U.S. President Donald Trump is thrashing around during the COVID-19 pandemic, taking every imaginable shot at every manner of political opponent – foreign or domestic, left or right. This is due to his and his administration's refusal to own up to the reality that they have poorly managed the situation, which is self-evident from the nearly 100,000 Americans that have died so far from the pandemic. This inflexible political strategy highlights the fact that he may not be able to recreate his 2016 election upset.
Trump ran in 2016 as an outsider, using the far-right trope of an idealized past embodied by his signature phrase:" Make America Great Again." This worked well for Trump, who was then the outsider candidate with no political experience, who promised to "drain the swamp," and generally embodied a kind of monkey wrench in the political system that so many Americans have grown to distrust.
But he has only continued the status quo of driving American politics ever rightward. He is no longer an outsider – he is the president – and he now has a political track record.
Still, Trump has reworked his idealized past into an idealized present with a new phrase: "Keep America Great," that, by its very construction, does not in any way promote an expansion of his current political coalition. This is a political miscalculation given the fact that things are extraordinarily terrible for most Americans and will likely only continue to get worse as he pushes onward to a calamitous economic reopening. It will probably not yield the desired results for his blue-collar supporters.
A well-respected electoral model by Oxford Economics predicted on May 20 that Trump is expected to lose in a landslide – pulling only 35 percent of the popular vote. To its credit, the model has correctly predicted the election every popular vote since 1948 with two exceptions.
It should also be noted that the popular vote in the United States does not mean electoral victory, this being the case with George W. Bush in 2000 and Donald Trump in 2016, but this same model overwhelmingly favored Trump with 55 percent of the vote before the crisis. So what changed?
There is an old cliche in American politics that people vote with their wallets. This model plays on that by using unemployment, disposable income, and inflation to forecast election results. It makes sense – having a job and cash in hand is the easiest metric for most people to judge the quality of their lives. At the present moment, and likely into the foreseeable future, all of these metrics look very grim.

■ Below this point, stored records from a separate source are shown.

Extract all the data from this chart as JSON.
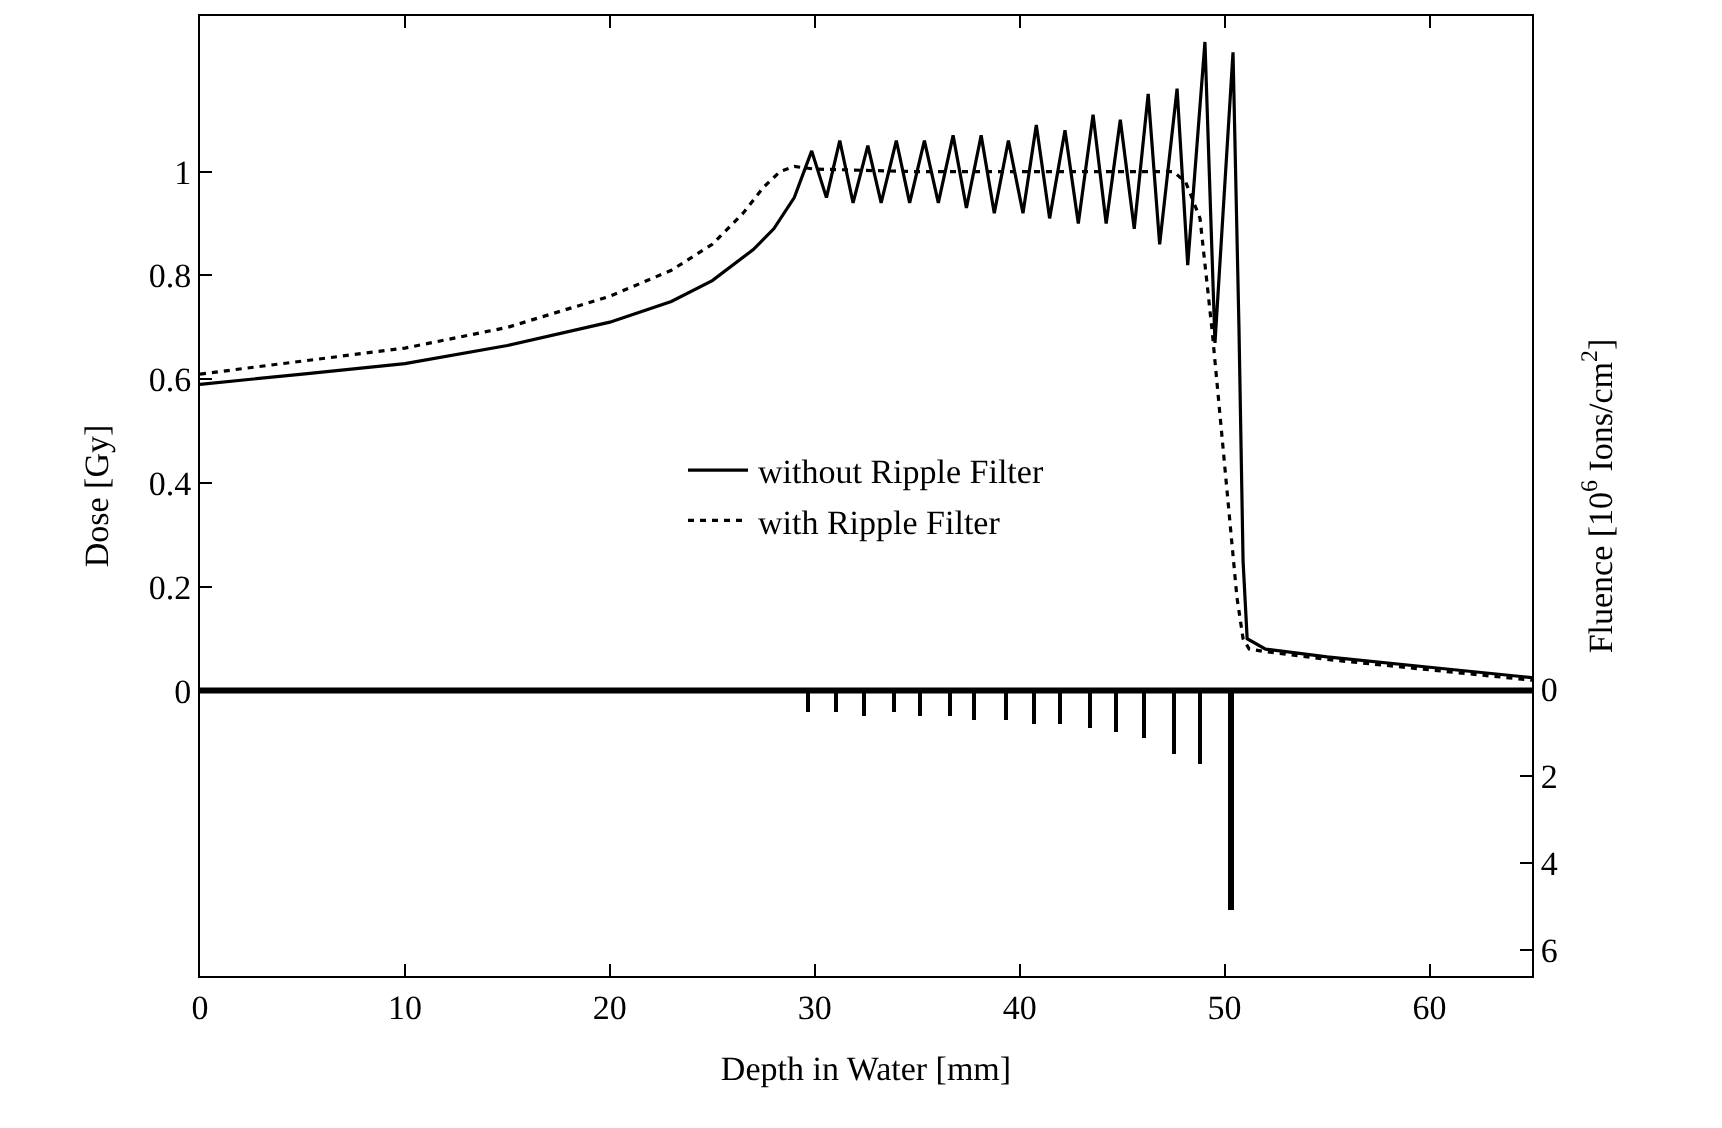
{
  "chart_data": {
    "type": "line",
    "xlabel": "Depth in Water [mm]",
    "ylabel": "Dose [Gy]",
    "y2label": "Fluence [10$^{6}$ Ions/cm$^{2}$]",
    "xlim": [
      0,
      65
    ],
    "xticks": [
      0,
      10,
      20,
      30,
      40,
      50,
      60
    ],
    "ylim": [
      -0.55,
      1.3
    ],
    "yticks": [
      0,
      0.2,
      0.4,
      0.6,
      0.8,
      1
    ],
    "y2lim": [
      6.6,
      -15.5
    ],
    "y2ticks": [
      0,
      2,
      4,
      6
    ],
    "legend": "center",
    "grid": false,
    "ref_lines": [
      {
        "axis": "y",
        "value": 0,
        "color": "#000000",
        "line_style": "solid"
      }
    ],
    "series": [
      {
        "name": "without Ripple Filter",
        "color": "#000000",
        "line_style": "solid",
        "x": [
          0,
          5,
          10,
          15,
          20,
          23,
          25,
          27,
          28,
          29,
          29.85,
          30.57,
          31.22,
          31.87,
          32.59,
          33.24,
          33.98,
          34.63,
          35.35,
          36.03,
          36.75,
          37.4,
          38.12,
          38.76,
          39.45,
          40.16,
          40.81,
          41.46,
          42.21,
          42.86,
          43.58,
          44.22,
          44.91,
          45.59,
          46.27,
          46.83,
          47.68,
          48.2,
          49.04,
          49.53,
          50.41,
          50.7,
          50.9,
          51.1,
          52,
          55,
          60,
          65
        ],
        "values": [
          0.59,
          0.61,
          0.63,
          0.665,
          0.71,
          0.75,
          0.79,
          0.85,
          0.89,
          0.95,
          1.04,
          0.95,
          1.06,
          0.94,
          1.05,
          0.94,
          1.06,
          0.94,
          1.06,
          0.94,
          1.07,
          0.93,
          1.07,
          0.92,
          1.06,
          0.92,
          1.09,
          0.91,
          1.08,
          0.9,
          1.11,
          0.9,
          1.1,
          0.89,
          1.15,
          0.86,
          1.16,
          0.82,
          1.25,
          0.67,
          1.23,
          0.7,
          0.25,
          0.1,
          0.08,
          0.065,
          0.045,
          0.025
        ]
      },
      {
        "name": "with Ripple Filter",
        "color": "#000000",
        "line_style": "dotted",
        "x": [
          0,
          5,
          10,
          15,
          20,
          23,
          25,
          26.5,
          27.5,
          28.3,
          29,
          30,
          35,
          40,
          45,
          47.5,
          48.1,
          48.8,
          49.4,
          49.8,
          50.2,
          50.6,
          50.9,
          51.2,
          52,
          55,
          60,
          65
        ],
        "values": [
          0.61,
          0.635,
          0.66,
          0.7,
          0.76,
          0.81,
          0.86,
          0.92,
          0.97,
          1.0,
          1.01,
          1.005,
          1.0,
          1.0,
          1.0,
          1.0,
          0.98,
          0.91,
          0.69,
          0.52,
          0.35,
          0.18,
          0.1,
          0.08,
          0.075,
          0.06,
          0.04,
          0.02
        ]
      },
      {
        "type": "bar",
        "axis": "y2",
        "color": "#000000",
        "x": [
          29.7,
          31.0,
          32.4,
          33.9,
          35.1,
          36.6,
          37.8,
          39.3,
          40.7,
          42.0,
          43.4,
          44.7,
          46.1,
          47.5,
          48.8,
          50.3
        ],
        "values": [
          0.5,
          0.5,
          0.6,
          0.5,
          0.6,
          0.6,
          0.7,
          0.7,
          0.8,
          0.8,
          0.9,
          1.0,
          1.1,
          1.5,
          1.7,
          5.1
        ]
      }
    ]
  }
}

Joe Biden enters a campaign event in Columbus, Ohio, March 10, 2020. /AP
"It would take nothing short of an economic miracle for pocketbooks to favor Trump," Oxford Economics said in the report, noting that the economic situation will be a "nearly insurmountable obstacle for Trump come November."

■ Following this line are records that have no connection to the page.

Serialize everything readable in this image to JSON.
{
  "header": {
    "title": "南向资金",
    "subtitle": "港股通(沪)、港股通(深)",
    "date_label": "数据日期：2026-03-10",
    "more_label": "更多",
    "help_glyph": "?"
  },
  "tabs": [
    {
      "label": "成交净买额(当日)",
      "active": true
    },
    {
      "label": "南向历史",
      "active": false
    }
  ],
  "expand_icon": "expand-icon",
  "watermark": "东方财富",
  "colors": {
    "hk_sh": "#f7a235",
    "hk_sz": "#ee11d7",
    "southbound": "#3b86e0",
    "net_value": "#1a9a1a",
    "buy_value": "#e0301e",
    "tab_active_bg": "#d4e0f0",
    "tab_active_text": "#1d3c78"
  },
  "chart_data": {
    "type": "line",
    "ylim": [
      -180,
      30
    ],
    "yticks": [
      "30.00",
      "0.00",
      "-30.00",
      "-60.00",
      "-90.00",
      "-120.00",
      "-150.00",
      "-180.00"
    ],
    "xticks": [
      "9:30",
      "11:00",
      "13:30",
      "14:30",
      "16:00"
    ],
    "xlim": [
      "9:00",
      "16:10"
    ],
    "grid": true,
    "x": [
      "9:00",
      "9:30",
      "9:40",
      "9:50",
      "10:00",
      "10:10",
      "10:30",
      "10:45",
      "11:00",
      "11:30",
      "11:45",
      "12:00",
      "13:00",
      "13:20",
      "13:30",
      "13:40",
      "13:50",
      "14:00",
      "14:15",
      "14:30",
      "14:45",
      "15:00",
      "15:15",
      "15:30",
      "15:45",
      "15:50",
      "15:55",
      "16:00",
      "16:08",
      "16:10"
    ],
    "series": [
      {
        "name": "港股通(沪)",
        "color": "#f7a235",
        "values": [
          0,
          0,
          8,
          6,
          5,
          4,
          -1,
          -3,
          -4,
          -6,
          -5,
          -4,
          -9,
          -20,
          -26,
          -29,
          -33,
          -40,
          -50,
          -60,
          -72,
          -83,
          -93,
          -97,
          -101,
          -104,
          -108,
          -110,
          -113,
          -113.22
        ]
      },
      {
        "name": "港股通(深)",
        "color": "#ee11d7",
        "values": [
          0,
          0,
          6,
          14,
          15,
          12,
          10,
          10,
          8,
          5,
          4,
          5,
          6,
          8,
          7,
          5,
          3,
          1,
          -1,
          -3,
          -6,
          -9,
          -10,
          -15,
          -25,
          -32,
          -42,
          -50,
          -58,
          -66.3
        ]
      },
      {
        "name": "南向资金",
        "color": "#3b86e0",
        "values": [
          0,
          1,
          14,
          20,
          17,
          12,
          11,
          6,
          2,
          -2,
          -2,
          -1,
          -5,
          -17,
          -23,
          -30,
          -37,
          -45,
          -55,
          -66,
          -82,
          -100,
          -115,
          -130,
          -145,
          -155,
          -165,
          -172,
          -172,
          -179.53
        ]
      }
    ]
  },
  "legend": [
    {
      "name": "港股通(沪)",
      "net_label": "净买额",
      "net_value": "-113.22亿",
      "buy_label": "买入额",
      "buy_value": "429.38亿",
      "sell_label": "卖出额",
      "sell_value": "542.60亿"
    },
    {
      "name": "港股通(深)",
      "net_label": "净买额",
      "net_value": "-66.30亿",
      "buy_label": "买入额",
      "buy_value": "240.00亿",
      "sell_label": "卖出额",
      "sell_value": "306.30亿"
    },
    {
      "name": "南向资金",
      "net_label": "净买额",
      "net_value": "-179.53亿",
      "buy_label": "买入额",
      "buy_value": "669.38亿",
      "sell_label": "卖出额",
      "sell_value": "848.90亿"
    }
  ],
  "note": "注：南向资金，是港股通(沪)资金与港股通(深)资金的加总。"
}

The report locks into certain key assumptions – an unemployment rate above 13 percent and real per capita incomes down around 6 percent. Recessions hurt incumbent presidents, and these figures would be on par with the Great Depression – a serious political disadvantage for Trump, also coupled with a pandemic that he has failed to control.
No one can be certain of the economic impact at this point, but the broadside hit to the global economy confounded with the likelihood of cascading debt crises will almost certainly trouble Trump's "greatest economy in the world."

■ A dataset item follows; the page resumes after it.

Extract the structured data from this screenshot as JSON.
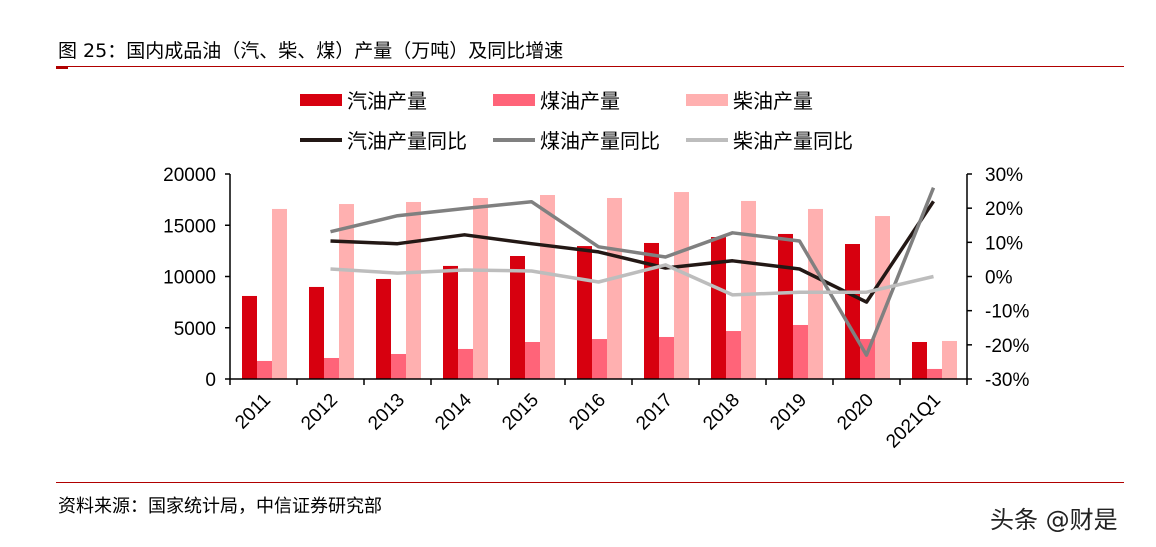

The model is inherently limited by the fact that it only bases its conclusions on economic factors – obviously not the only major factor in the world right now during the COVID-19 pandemic. It's true that anything can change at a moment's notice and there is still six months to go, plus Trump is going to face another weak candidate in former Vice President Joe Biden (albeit not as weak as Hillary Clinton, who was plagued with scandal for decades). It may not be the proper time to bet all-in against Trump, but there is still the gnawing fact that his election strategy is fraught with contradictions that cannot adapt to the reality of the situation.
Much of his political base is rallied behind him now, many of them taking to the streets and public offices demanding an end to state-mandated lockdowns as economic pressure mounts. It would, however, be incorrect to simply analyze even these movements as purely partisan motivation – there is a real class dynamic where many Americans face economic insecurity and not only want to, but need to, return to work. The problem for Trump, as he indulges in images of his most die-hard supporters protesting in his name, is that a reopening is still not likely to return most people to a time before the pandemic.